El juguete del delirio
Y volvió a gritar: «¡Han matado el agua, el agua está muerta!»
Y su voz, como una rama seca, desde toda la casa convergió sobre su garganta, cuajó sobre su grito como si hubiese terminado una espera de siglos.
Y levantó entre sus manos el trapo de agua inerte, como un muñeco muerto.
La sangre le hizo un relámpago y los ojos quedaron detenidos como relojes últimos.
Eran las seis. En su mano también eran las seis. Pero (nadie lo sabía) ella era ya para siempre las cuatro y doce minutos.
La tarde se desteñía sobre los azulejos, ronca, a través de la ventana esmerilada.
Lloraba, como lloran las niñas cuando lloran.

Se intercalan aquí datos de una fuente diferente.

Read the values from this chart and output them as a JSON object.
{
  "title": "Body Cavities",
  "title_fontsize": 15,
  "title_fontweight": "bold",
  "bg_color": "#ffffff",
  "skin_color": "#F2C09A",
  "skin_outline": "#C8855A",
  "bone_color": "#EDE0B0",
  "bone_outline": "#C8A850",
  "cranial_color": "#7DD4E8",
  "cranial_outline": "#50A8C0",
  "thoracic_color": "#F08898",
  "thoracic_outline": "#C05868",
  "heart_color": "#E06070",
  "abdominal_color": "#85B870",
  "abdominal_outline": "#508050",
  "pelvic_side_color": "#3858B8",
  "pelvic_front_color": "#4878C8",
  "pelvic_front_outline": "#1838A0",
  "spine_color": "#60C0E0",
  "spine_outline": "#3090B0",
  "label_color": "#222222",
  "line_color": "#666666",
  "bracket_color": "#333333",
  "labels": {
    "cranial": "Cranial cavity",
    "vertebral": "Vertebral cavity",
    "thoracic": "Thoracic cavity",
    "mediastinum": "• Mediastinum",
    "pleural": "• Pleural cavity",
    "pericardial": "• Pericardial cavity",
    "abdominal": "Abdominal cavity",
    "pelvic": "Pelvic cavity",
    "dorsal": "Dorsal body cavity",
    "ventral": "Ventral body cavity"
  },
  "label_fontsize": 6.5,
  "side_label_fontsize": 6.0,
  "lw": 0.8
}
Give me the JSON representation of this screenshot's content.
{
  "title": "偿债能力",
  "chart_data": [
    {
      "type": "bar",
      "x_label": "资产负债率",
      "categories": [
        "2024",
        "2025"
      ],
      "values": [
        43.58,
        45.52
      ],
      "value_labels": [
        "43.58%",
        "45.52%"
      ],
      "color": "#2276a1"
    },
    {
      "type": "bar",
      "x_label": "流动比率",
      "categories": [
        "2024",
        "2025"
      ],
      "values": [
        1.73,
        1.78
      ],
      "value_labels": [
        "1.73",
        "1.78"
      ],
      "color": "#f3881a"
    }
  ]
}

Seguían golpeando a la puerta. Desde hacía rato reconocía ese atroz empecinamiento sobre su místico silencio.
Golpeaban como siempre que se encerraba.
Y ella lloraba. Y las voces de afuera abrí, abrí te digo, ¡vamos!
Y el trajín afuera y el tiempo atareado sobre los relojes, los relojes apelables. El tiempo inapelable sobre los relojes cortos.
Gritaron mucho tiempo más y luego vino el carajo lleno de vino como siempre y los puños estallados sobre el encierro y más allá sobre el miedo acorralado más atrás de la muñeca, del agua y de las manos, que quedaron afuera del refugio donde acudía siempre despavorida.
El agua, el agua, han matado el agua.
Y abrí, mocosa… ¡Como siempre!
Carajo, el agua, las voces se amontonaban.
Dos transparencias superpuestas.
¿Quiénes son más ingenuos, los locos o los brutos? ¿Los locos irresponsables o los brutos irresponsables?
Y la hallaron, porque abrieron al fin como siempre, allí, bajo el lavatorio, resumida contra el rincón y el agua, que se la adhería, amigable y anónima de las lágrimas, mezclados.
Toda mojada, mirá, como siempre, y esa muñeca de mierda, alzá.
Y la mirada vacía, los ojos dejados solos, y la fuga o el destierro o el juguete del delirio, remoto país atrás de la sonrisa sin gobierno y la carne mecánica.
¡Y…! ¡Como siempre…! ¡A la…!
Esas tardes viscosas, el olor a cebolla.